Special Diet

  • 50 g (2 oz) butter
  • 1 onion, chopped
  • 2 celery sticks, sliced
  • 2 carrots, sliced
  • 175 g (6 oz) Puy lentils, rinsed
  • 600 ml (1 pint) vegetable stock
  • 250 ml (8 fl oz) dry white wine
  • 2 bay leaves
  • 2 tablespoons chopped thyme
  • 3 tablespoons olive oil
  • 325 g (11 oz) mushrooms, sliced
  • salt and pepper
  • 2 tablespoons chopped parsley
  • finely grated rind of 1 lemon
  • 2 garlic cloves, chopped

Melt the butter in a saucepan and fry the onion, celery and carrots for 3 minutes. Add the lentils, stock, wine, herbs and a little salt and pepper.
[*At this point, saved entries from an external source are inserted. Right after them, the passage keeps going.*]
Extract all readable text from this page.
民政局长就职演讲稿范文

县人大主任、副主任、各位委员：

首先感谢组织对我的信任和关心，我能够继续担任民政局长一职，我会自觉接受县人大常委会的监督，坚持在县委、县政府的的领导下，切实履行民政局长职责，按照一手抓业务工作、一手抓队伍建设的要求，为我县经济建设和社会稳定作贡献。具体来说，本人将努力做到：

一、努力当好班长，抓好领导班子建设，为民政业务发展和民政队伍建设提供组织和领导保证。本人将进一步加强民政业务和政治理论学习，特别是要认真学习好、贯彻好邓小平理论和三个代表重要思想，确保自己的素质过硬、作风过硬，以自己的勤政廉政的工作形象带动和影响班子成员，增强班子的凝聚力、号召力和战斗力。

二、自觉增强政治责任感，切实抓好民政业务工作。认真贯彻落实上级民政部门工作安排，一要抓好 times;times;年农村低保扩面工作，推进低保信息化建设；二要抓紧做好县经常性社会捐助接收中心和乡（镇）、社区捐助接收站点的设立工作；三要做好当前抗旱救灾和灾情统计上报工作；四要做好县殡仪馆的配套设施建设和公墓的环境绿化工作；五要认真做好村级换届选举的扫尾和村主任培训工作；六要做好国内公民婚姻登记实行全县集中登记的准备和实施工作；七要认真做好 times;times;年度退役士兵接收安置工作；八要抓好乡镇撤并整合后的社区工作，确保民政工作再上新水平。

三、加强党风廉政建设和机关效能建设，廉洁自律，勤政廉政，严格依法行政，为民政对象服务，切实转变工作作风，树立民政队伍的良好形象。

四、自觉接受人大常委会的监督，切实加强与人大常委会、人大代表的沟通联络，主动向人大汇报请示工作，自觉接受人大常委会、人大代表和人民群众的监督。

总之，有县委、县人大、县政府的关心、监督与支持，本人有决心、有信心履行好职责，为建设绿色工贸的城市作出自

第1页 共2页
Bring to the boil, then reduce the heat and simmer gently, uncovered, for about 20 minutes or until the lentils are tender.

Meanwhile, mix together the ingredients for the gremolata.

Heat the oil in a frying pan. Add the mushrooms and fry for about 2 minutes until golden. Season lightly with salt and pepper.

Ladle the lentils on to plates, top with the mushrooms and serve scattered with the gremolata.